Green bonds, similar to green loans, are another form of raising capital for sustainability projects. Green bonds tend to be larger than green loans, may have higher transaction costs, and may be listed on an exchange or privately placed. Like green loans, green bonds have their own set of principles that must be followed.
Why have green loans become more popular?
Globally, green finance – characterised by Reuters as “global borrowing by issuing green bonds and loans, and equity funding through IPOs targeting green projects” – represented $5.2 billion in 2012, rising tenfold to $540.6 billion in 2022. The UK experienced similar growth during the same period, when the total value of green bonds issued grew from $1.1 billion to $37.4 billion.
With environmental concerns becoming more important than ever as we move towards the nation’s net zero emissions goals, companies across the country, irrespective of sector or industry, are working hard to implement more sustainable business practices.
ESG (Environmental, Social and Governance) centricity is now one of the foremost concerns for both private and public sector companies.

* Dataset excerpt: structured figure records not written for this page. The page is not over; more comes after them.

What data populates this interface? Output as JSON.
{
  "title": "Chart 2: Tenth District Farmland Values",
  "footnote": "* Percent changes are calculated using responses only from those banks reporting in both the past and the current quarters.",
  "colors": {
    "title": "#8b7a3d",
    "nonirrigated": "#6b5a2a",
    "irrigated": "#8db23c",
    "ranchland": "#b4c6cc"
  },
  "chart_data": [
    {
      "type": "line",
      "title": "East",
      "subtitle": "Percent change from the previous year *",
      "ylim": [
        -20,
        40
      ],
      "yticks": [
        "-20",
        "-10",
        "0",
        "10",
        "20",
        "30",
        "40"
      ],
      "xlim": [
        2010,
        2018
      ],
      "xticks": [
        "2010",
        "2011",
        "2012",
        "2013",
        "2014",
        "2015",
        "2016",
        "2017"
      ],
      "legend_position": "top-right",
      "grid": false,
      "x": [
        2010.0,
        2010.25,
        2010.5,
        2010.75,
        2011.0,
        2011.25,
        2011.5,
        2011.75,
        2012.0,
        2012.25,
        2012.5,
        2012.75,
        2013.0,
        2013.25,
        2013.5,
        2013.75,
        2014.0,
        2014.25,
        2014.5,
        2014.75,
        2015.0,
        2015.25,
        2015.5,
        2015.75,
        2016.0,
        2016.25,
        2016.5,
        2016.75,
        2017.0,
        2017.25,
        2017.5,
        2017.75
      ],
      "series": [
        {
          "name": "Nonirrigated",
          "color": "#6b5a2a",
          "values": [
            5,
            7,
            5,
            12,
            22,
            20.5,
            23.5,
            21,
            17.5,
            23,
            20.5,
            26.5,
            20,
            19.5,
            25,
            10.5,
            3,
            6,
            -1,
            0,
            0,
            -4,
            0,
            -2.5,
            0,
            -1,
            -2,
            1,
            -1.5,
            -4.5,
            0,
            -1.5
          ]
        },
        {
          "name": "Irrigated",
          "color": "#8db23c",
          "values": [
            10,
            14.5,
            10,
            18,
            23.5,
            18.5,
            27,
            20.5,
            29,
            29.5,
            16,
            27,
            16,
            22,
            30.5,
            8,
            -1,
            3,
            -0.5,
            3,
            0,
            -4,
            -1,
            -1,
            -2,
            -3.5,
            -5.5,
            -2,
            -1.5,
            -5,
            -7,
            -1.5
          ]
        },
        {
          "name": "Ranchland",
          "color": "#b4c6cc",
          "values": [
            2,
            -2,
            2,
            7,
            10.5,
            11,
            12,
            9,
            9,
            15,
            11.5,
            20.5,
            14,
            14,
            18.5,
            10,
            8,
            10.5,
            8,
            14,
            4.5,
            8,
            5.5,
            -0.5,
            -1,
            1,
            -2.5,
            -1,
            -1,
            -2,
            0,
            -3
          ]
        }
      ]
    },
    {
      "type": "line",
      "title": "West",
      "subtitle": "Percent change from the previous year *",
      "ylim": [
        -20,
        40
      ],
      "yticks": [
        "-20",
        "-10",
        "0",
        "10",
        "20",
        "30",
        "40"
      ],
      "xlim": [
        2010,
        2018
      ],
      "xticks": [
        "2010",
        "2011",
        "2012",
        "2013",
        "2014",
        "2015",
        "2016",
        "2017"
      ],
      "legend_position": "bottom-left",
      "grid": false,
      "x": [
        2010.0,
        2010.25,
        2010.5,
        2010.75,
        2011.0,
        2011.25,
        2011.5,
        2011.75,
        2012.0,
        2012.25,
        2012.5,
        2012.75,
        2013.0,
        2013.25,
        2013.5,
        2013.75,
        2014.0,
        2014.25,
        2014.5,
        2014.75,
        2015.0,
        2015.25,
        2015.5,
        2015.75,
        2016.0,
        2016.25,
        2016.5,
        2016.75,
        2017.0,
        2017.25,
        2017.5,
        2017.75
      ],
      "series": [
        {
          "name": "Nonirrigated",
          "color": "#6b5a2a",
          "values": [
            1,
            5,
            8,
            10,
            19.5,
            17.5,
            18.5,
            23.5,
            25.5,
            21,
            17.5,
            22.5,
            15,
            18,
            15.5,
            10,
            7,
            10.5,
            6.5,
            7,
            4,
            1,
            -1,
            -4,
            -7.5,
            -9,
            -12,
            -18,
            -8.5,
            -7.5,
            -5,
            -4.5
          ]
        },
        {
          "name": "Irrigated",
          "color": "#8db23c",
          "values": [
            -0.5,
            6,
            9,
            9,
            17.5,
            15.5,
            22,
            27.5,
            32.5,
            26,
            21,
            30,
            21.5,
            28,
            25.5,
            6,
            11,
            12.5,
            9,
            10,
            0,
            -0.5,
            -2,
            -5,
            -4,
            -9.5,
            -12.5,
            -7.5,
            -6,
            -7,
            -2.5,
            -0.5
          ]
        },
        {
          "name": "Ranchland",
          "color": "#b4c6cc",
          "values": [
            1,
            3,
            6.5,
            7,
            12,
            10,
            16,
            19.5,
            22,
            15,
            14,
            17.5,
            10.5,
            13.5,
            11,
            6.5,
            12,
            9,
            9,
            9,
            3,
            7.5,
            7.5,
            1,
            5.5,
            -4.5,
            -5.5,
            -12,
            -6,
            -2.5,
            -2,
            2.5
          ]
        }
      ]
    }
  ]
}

In line with the increasing focus on ESG, the global sustainability consulting market is undergoing a period of growth – worth $6.24 billion in 2021, the market is expected to be worth $16 billion by 2027.
Green loans and bonds can help businesses bring a sustainability strategy to life and can have huge benefits for both the company and the wider environment.
How can businesses benefit from a sustainability strategy?
Environmental concerns are not the only driving force behind the rising number of green loans being issued. In most cases, it’s just smart business. By implementing a sustainability strategy, businesses can stand to improve operational efficiency by reducing wastage and limiting material spend.
In fact, according to McKinsey, 33% of businesses who have introduced a sustainability strategy cited ‘lowering costs’ and ‘improving operational efficiency’ as the top reason for their new changes.
A cohesive sustainability strategy can also help businesses appear as more lucrative employers to potential hires. According to People Management, 40% of millennials have chosen one company over another due to their sustainability strategy. And, from a retention standpoint, 70% were more likely to stay with a company that had a robust sustainability plan.
The Green Loan Principles have also made it harder for companies to become involved with ‘greenwashing’ – performatively making changes to support the environment to improve the company’s reputation, whilst actually having a negative impact on the planet.
If a company does use a green loan to implement a sustainability strategy, the transparent selection, management and reporting process means that actual measurable environmental goals must be at the core of the strategy. Both the GLP and the GBP specify that 100% of the proceeds from the loan must be used for green-eligible activities.
Corporate social responsibility is not a new concept, but, in line with the worldwide drive to reach net zero emissions, it’s hardly surprising that environmental concerns are at the centre of most firms’ strategies nowadays.
Green loans have made it possible for businesses without working capital to begin implementing a sustainability strategy, streamlining their own operating procedures and reducing their impact on the environment. Expect to see green loans continue to grow in popularity as we push towards our net zero goals.
The opinions of guest authors are their own and do not necessarily represent those of SG Voice.